16 September 2012

Guest Blog: Lindsay Townsend

This week, we’re welcoming historical fiction author Lindsay Townsend, whose latest title, AN OLDER EVIL, marks her return to mystery writing. Lindsay is here to talk about the novel and offer an ebook copy to a lucky winner. Please leave your comment with an email address for your chance to win! 

Lindsay says: 

When I first started writing for publication, I wrote in one of my favourite genres, historical romance. Since then I have also written both romantic suspense and historical mystery, and the three genres have the following in common for me:

High stakes
A ticking clock
A heroine under pressure who responds
A protective hero
A setting that has an impact on the characters.

With my most recent novel, I have returned to the Middle Ages and to Historical Mystery. An Older Evil is the first of a series of stories featuring the heroine Alyson Weaver. Alyson is older than my romance heroines and experienced in life and love, a widow of Bath who loves life and who hates injustice. In the times when she lived there was no formal police force, so when a stranger is murdered close to her home, Alyson feels compelled to investigate, especially when her family and household come under threat.

Alyson is also happy to play Cupid whenever she can and there is a romantic subplot in this novel... an unusual romantic subplot.

**Q&A with Lindsay Townsend**

If you had a time machine, where would you go?
I’d love to travel back (incognito, always incognito) to the Stone Age to discover who painted the cave paintings and why.

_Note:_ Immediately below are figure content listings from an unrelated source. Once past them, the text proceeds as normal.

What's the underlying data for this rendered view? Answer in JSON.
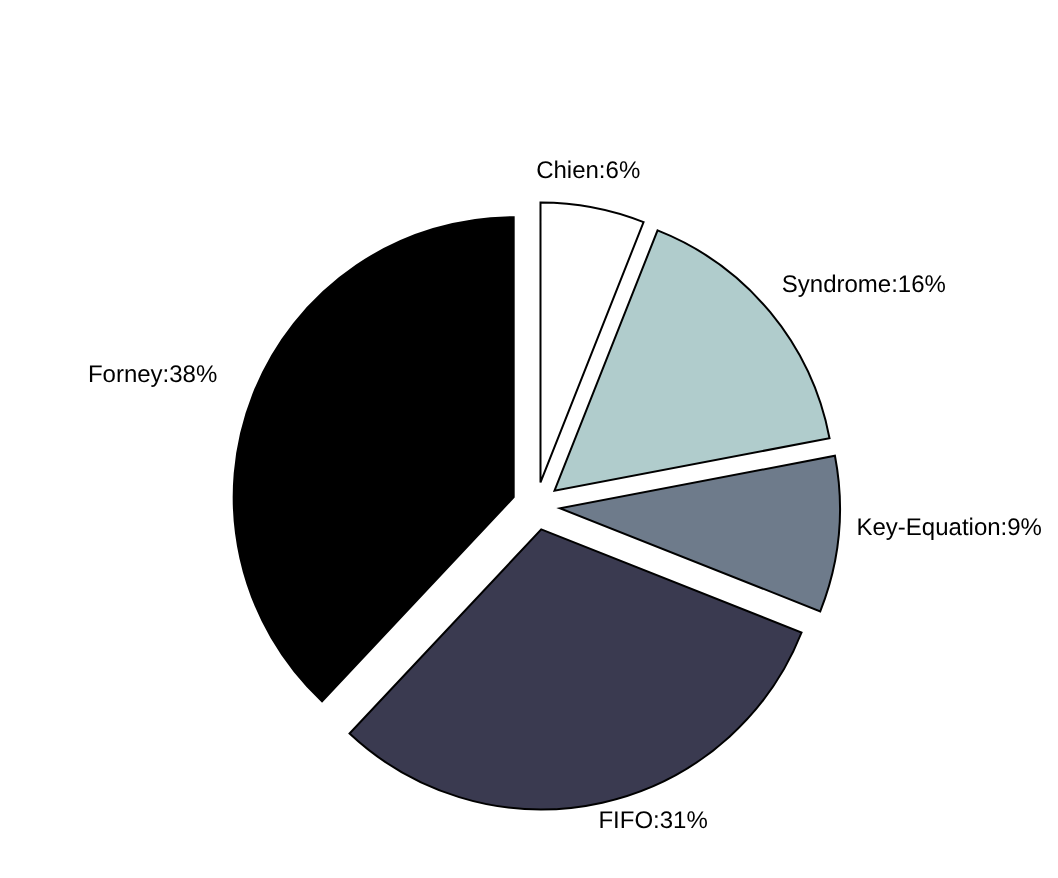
{
  "chart_data": {
    "type": "pie",
    "categories": [
      "Chien",
      "Syndrome",
      "Key-Equation",
      "FIFO",
      "Forney"
    ],
    "values": [
      6,
      16,
      9,
      31,
      38
    ],
    "value_labels": [
      "6%",
      "16%",
      "9%",
      "31%",
      "38%"
    ],
    "colors": [
      "#ffffff",
      "#b0cccc",
      "#6e7b8b",
      "#3a3a50",
      "#000000"
    ]
  }
}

I’d like to go forward to see what happens in the next two hundred years. I would flit back to the Mongol Court of Genghis Khan and those of the Mogul Emperors of India. I’d take a trip to Whitby in the 6th Century and visit the Abbess Hild. But I would always want to return to my own time and my own people.

Your latest historical, ‘An Older Evil,’ is a historical mystery and the first part of a series, rather than a historical romance. Why the change in writing direction?
To me, it’s not that much of a change. As I mentioned on the Thursday blog, to me there are shared elements in historical romance and historical mystery – a historical setting, a ticking clock, high stakes and adventure. All my stories tend to have these elements. In ‘An Older Evil,’ I have an older heroine and more overt ‘shown’ violence than in my historical romances, but I already explore dark themes in my romances. ‘The Snow Bride’ deals with a serial kidnapper and murderer. In ‘Bronze Lightning’ the heroine is raped. And there are romances within ‘An Older Evil,’ as Alyson my heroine enjoys playing Cupid. As for the series aspect, I discovered that Alyson is such an interesting character I was happy to write about her again. Her story features several long arcs that need more than one book to develop.

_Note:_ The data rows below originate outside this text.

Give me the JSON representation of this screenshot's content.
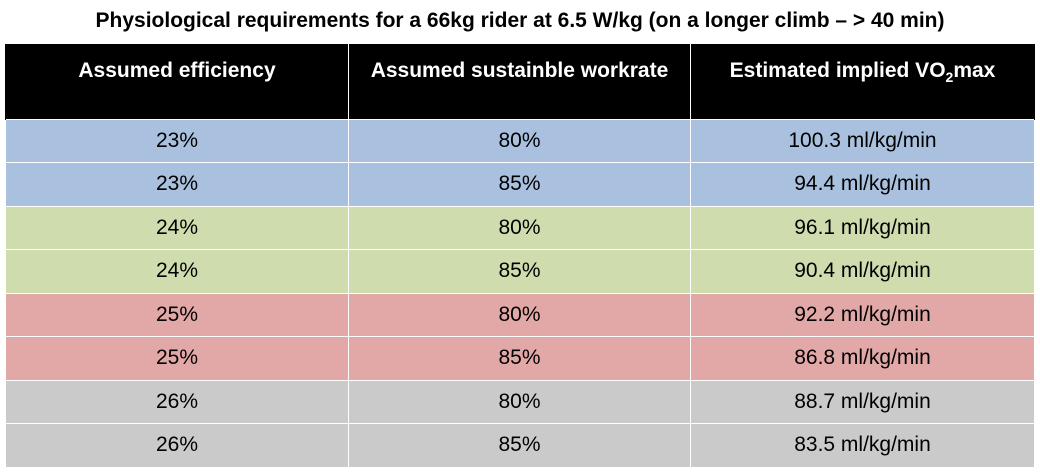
{
  "title": "Physiological requirements for a 66kg rider at 6.5 W/kg (on a longer climb – > 40 min)",
  "columns": {
    "efficiency": "Assumed efficiency",
    "workrate": "Assumed sustainble workrate",
    "vo2_prefix": "Estimated implied VO",
    "vo2_sub": "2",
    "vo2_suffix": "max"
  },
  "rows": [
    {
      "efficiency": "23%",
      "workrate": "80%",
      "vo2max": "100.3 ml/kg/min",
      "color": "#a9c1de"
    },
    {
      "efficiency": "23%",
      "workrate": "85%",
      "vo2max": "94.4 ml/kg/min",
      "color": "#a9c1de"
    },
    {
      "efficiency": "24%",
      "workrate": "80%",
      "vo2max": "96.1 ml/kg/min",
      "color": "#cfdcae"
    },
    {
      "efficiency": "24%",
      "workrate": "85%",
      "vo2max": "90.4 ml/kg/min",
      "color": "#cfdcae"
    },
    {
      "efficiency": "25%",
      "workrate": "80%",
      "vo2max": "92.2 ml/kg/min",
      "color": "#e2a8a7"
    },
    {
      "efficiency": "25%",
      "workrate": "85%",
      "vo2max": "86.8 ml/kg/min",
      "color": "#e2a8a7"
    },
    {
      "efficiency": "26%",
      "workrate": "80%",
      "vo2max": "88.7 ml/kg/min",
      "color": "#cacaca"
    },
    {
      "efficiency": "26%",
      "workrate": "85%",
      "vo2max": "83.5 ml/kg/min",
      "color": "#cacaca"
    }
  ]
}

What draws you to write about the Middle Ages?
It’s such a long period of history and such a vital one, when so any forces such as the law, the church, Islam, magic, natural sciences, writing, numbers, astronomy were being developed. Medieval Europe experienced the Black Death, launched the Crusades, and saw the development of towns and cities out of the forests and wild places. All these things give me a rich tapestry to set stories against.

What are the possible pitfalls in writing about the medieval period?
In my medieval stories, I need to avoid the pitfall of having modern characters in medieval fancy dress, so I strive to make the reactions of my heroes and heroines realistic to the time. Birth control was not reliable, for example, so unplanned pregnancy was a danger and that would determine how people behaved. During the Middle Ages people were afraid of hell and the afterlife and I like to show that in my stories. 

In my medieval mysteries, I have the additional pitfall of the law and how it has changed. There was no formal police force during the Middle Ages and the whole idea of forensics was unknown. For my Alyson to investigate she must do so in a way that is appropriate to her time and character. I overcome the issue by using her natural curiosity, life experience and desire to gossip.
In both mystery and romance, there is also the issue of language. To use ‘real’ medieval language would be impossible as language has moved on since then, yet to use too modern expressions can pull a reader out of the story. I try to use ‘timeless’ language and show medieval beliefs and customs in action.

What are you reading at the moment?
‘Snuff’ by Terry Pratchett. (Fantasy with strong historical elements)

‘Fire and Silk,’ by Erin O’Quinn. (Historical romance set in ancient Ireland)

‘The Sorcerer’s Revenge’ Book 2 of the Apothecary series by Linda Sole (Medieval historical romance with paranormal elements)

‘A Pig in the Roses,’ by Peter Alan Orchard. (Historical mystery set in ancient Athens.)

‘Reluctance,’ by Jen Black. (Regency historical romance with unusual premise).

Thank you, Lindsay, and best of luck with An Older Evil!